Rhizomes : une coopérative d’habitation aux ramifications plurielles


Rhizomes, c’est au départ une friche fertile d’idées, d’envies, de besoins liés à des vécus individuels autour de l’habitat. Des expériences passées de galères ou de réussites qui, mises bout à bout, ont convergé vers un questionnement collectif : comment articuler la mise en pratique du droit au logement et adapté avec la constitution d’un lien humain et social ? Le temps de la germination ces dernières années a été parsemé de tâtonnements, d’échanges, de recherches et retours concrets ainsi que du bourgeonnement de futurs habitant.e.s aux racines variées. Un entretien sur les champs des possibles.

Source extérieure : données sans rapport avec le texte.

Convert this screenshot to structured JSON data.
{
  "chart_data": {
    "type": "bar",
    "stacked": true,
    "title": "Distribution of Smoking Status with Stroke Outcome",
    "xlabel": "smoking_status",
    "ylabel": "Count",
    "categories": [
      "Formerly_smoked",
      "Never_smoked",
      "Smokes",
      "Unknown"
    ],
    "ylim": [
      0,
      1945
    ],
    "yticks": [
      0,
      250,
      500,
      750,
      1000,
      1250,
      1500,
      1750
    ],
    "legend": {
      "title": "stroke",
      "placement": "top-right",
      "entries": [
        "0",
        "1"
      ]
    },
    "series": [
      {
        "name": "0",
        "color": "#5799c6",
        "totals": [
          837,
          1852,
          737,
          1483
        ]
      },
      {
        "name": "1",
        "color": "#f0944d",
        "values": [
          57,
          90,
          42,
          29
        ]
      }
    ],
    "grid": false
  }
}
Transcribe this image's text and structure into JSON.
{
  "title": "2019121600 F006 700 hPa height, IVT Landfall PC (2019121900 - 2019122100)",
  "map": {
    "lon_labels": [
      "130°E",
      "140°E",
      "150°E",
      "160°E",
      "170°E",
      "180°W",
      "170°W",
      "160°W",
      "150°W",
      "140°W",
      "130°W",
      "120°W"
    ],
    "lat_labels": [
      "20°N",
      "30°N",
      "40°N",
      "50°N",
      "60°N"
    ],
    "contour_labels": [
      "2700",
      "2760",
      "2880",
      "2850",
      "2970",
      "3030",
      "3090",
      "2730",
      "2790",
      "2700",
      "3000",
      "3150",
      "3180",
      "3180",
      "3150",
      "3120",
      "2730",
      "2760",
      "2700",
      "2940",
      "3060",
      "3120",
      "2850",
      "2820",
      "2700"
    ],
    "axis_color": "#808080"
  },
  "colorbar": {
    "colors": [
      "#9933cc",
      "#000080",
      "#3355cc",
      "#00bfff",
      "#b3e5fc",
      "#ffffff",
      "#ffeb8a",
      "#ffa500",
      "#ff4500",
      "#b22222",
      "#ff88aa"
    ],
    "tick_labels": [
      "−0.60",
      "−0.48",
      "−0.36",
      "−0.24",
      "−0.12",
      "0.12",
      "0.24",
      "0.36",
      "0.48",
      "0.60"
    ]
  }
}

Couac : Est-ce que tu peux expliquer ce que c’est Rhizomes pour toi ?

Rhizomes : Avant tout, sans parler de formes juridiques ou de nombre de personnes, c’est l’idée de ne plus vivre seul.es. Je me sens assez isolée par le rythme que j’ai – la famille, le travail – donc c’est ramener plus de collectif dans le quotidien. La démarche vise à recréer des dynamiques collectives, du commun, tout en gardant le mode d’habitat classique de la location. Ça reste une forme où chacun.e a son chez-soi, on peut jongler entre les deux, c’est pas une grosse coloc.

Il y a aussi plein de choses qui viennent s’y greffer, des choses politiques qui donnent du sens : détacher un lieu collectif de la spéculation, de la valeur marchande. Ayant habité en squat, ça me tient hyper à cœur. Se loger c’est un droit. Je me retrouve pas dans l’alternative locataire ou propriétaire. Ce qui me plaît dans ce projet, c’est de créer d’autres imaginaires et de pas juste subir ce qui nous est imposé. Ça laisse également de la place pour des énergies autour des manières d’habiter la ville qui donnent plus de sens, qui permettent des partages au quotidien.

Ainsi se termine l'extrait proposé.